The UN top relief official on Thursday called for sustained funding to protect recent gains made in beating back hunger in Somalia where main harvest was the worst since the famine in 2011.
Visiting Mark Lowcock, Under-Secretary-General for Humanitarian Affairs and Emergency Relief Coordinator, said about six million people are now projected to be food insecure over the coming months.
“The latest food security analysis for Somalia shows that our response is working. One million fewer Somalis are hungry today than had been projected because we acted early when we saw the situation could deteriorate and because aid workers are able to deliver,” said Lowcock in a statement issued in Mogadishu.
He was speaking at the end of a two-day mission to Somalia undertaken with the World Bank Group’s Senior Vice President for the 2030 Development Agenda, UN Relations, and Partnerships Mahmoud Mohieldin, and the UN Assistant Secretary-General for Peace building Support, Oscar Fernandez-Taranco.
According to Lowcock, the analysis also shows that the harvest from the April-June cropping season is the worst since 2011 because of poor and erratic rains, followed by flooding at the end of the rainy season.
“A third of them will be severely food insecure without sustained aid. And climate-related events will continue to have deleterious effects on the humanitarian situation in Somalia,” he said.

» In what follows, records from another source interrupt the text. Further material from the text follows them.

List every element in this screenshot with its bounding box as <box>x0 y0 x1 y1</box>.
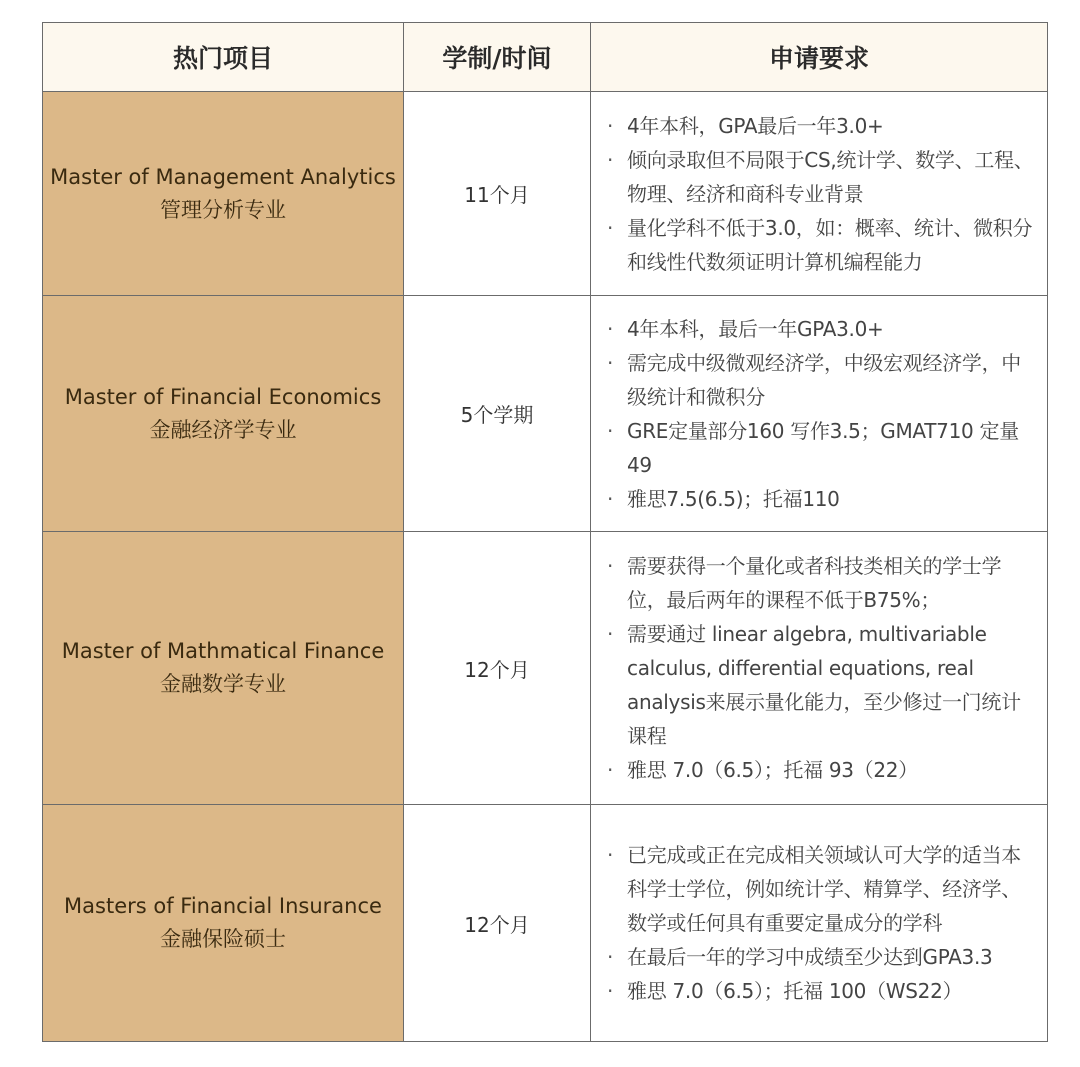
requirements-cell <box>591 805 1048 1042</box>
duration-cell: 5个学期 <box>404 296 591 532</box>
program-name-zh: 金融经济学专业 <box>149 417 297 442</box>
programs-table <box>42 22 1048 1042</box>
program-name-en: Master of Management Analytics <box>50 164 396 189</box>
table-row <box>43 296 1048 532</box>
program-name-en: Masters of Financial Insurance <box>64 894 382 918</box>
requirement-item: · 4年本科，最后一年GPA3.0+ <box>607 312 1039 346</box>
program-name-en: Master of Financial Economics <box>64 384 382 409</box>
requirement-item: · 需要通过 linear algebra, multivariable calculus, differential equations, real analysis来展示量化能力，至少修过一门统计课程 <box>607 617 1039 753</box>
requirements-cell <box>591 92 1048 296</box>
requirements-cell <box>591 532 1048 805</box>
requirements-list <box>607 109 1039 279</box>
header-requirements: 申请要求 <box>591 23 1048 92</box>
program-cell <box>43 296 404 532</box>
requirement-item: · 需要获得一个量化或者科技类相关的学士学位，最后两年的课程不低于B75%； <box>607 549 1039 617</box>
program-cell <box>43 532 404 805</box>
requirements-list <box>607 312 1039 516</box>
program-name-zh: 管理分析专业 <box>160 197 286 222</box>
table-row <box>43 92 1048 296</box>
program-cell <box>43 92 404 296</box>
requirement-item: · 雅思 7.0（6.5）；托福 100（WS22） <box>607 974 1039 1008</box>
table-row <box>43 805 1048 1042</box>
requirement-item: · 在最后一年的学习中成绩至少达到GPA3.3 <box>607 940 1039 974</box>
requirements-list <box>607 838 1039 1008</box>
header-program: 热门项目 <box>43 23 404 92</box>
requirements-cell <box>591 296 1048 532</box>
duration-cell: 12个月 <box>404 532 591 805</box>
requirement-item: · 量化学科不低于3.0，如：概率、统计、微积分和线性代数须证明计算机编程能力 <box>607 211 1039 279</box>
requirement-item: · 需完成中级微观经济学，中级宏观经济学，中级统计和微积分 <box>607 346 1039 414</box>
program-name-zh: 金融保险硕士 <box>160 927 286 951</box>
requirement-item: · 倾向录取但不局限于CS,统计学、数学、工程、物理、经济和商科专业背景 <box>607 143 1039 211</box>
header-duration: 学制/时间 <box>404 23 591 92</box>
table-row <box>43 532 1048 805</box>
duration-cell: 11个月 <box>404 92 591 296</box>
requirement-item: · 雅思7.5(6.5)；托福110 <box>607 482 1039 516</box>
program-name-en: Master of Mathmatical Finance <box>61 639 385 663</box>
requirement-item: · 雅思 7.0（6.5）；托福 93（22） <box>607 753 1039 787</box>
duration-cell: 12个月 <box>404 805 591 1042</box>
header-row <box>43 23 1048 92</box>
requirement-item: · 已完成或正在完成相关领域认可大学的适当本科学士学位，例如统计学、精算学、经济学、数学或任何具有重要定量成分的学科 <box>607 838 1039 940</box>
requirement-item: · 4年本科，GPA最后一年3.0+ <box>607 109 1039 143</box>
requirement-item: · GRE定量部分160 写作3.5；GMAT710 定量49 <box>607 414 1039 482</box>
program-name-zh: 金融数学专业 <box>160 672 286 696</box>
requirements-list <box>607 549 1039 787</box>
program-cell <box>43 805 404 1042</box>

The UN official reiterated the importance of the government’s resilience and recovery framework, which is at the centre of efforts to break the paradigm of recurring humanitarian crises in Somalia.
“Following the failed harvest and the impact of flooding, I urge all donors to step up their generous support to enable the provision of life-saving assistance alongside long-term and durable solutions to help prevent a recurrence of humanitarian crises,” said Lowcock.
Fernandez-Taranco said conflict and marginalization perpetuate drivers of fragility and fuels displacement.
“A sustained humanitarian response must be combined with government-led developmental and peace building approaches to promote reconciliation and to assist people to rebuild their country,” he said.
The Peace building Fund that his office manages is supporting the Midnimo project that brings together humanitarian, development and peace building elements to address the impact of displacement in Baidoa.
The delegation visited Baidoa where nearly 360,000 people who fled slow onset drought, terrorist attacks and armed conflict over the past three years.
During a meeting with Prime Minister Hassan Ali Khaire in Baidoa, the three officials commended the government for its leadership on the Recovery and Resilience Framework and reiterated their commitment to supporting the Government to address the impacts of repeated cycles of disaster.
Mohieldin said the World Bank Group will continue to support Somalia’s efforts to boost investment in its productive sectors and infrastructure in line with the priorities of the Recovery and Resilience Framework and the new National Development Plan for 2020-2024.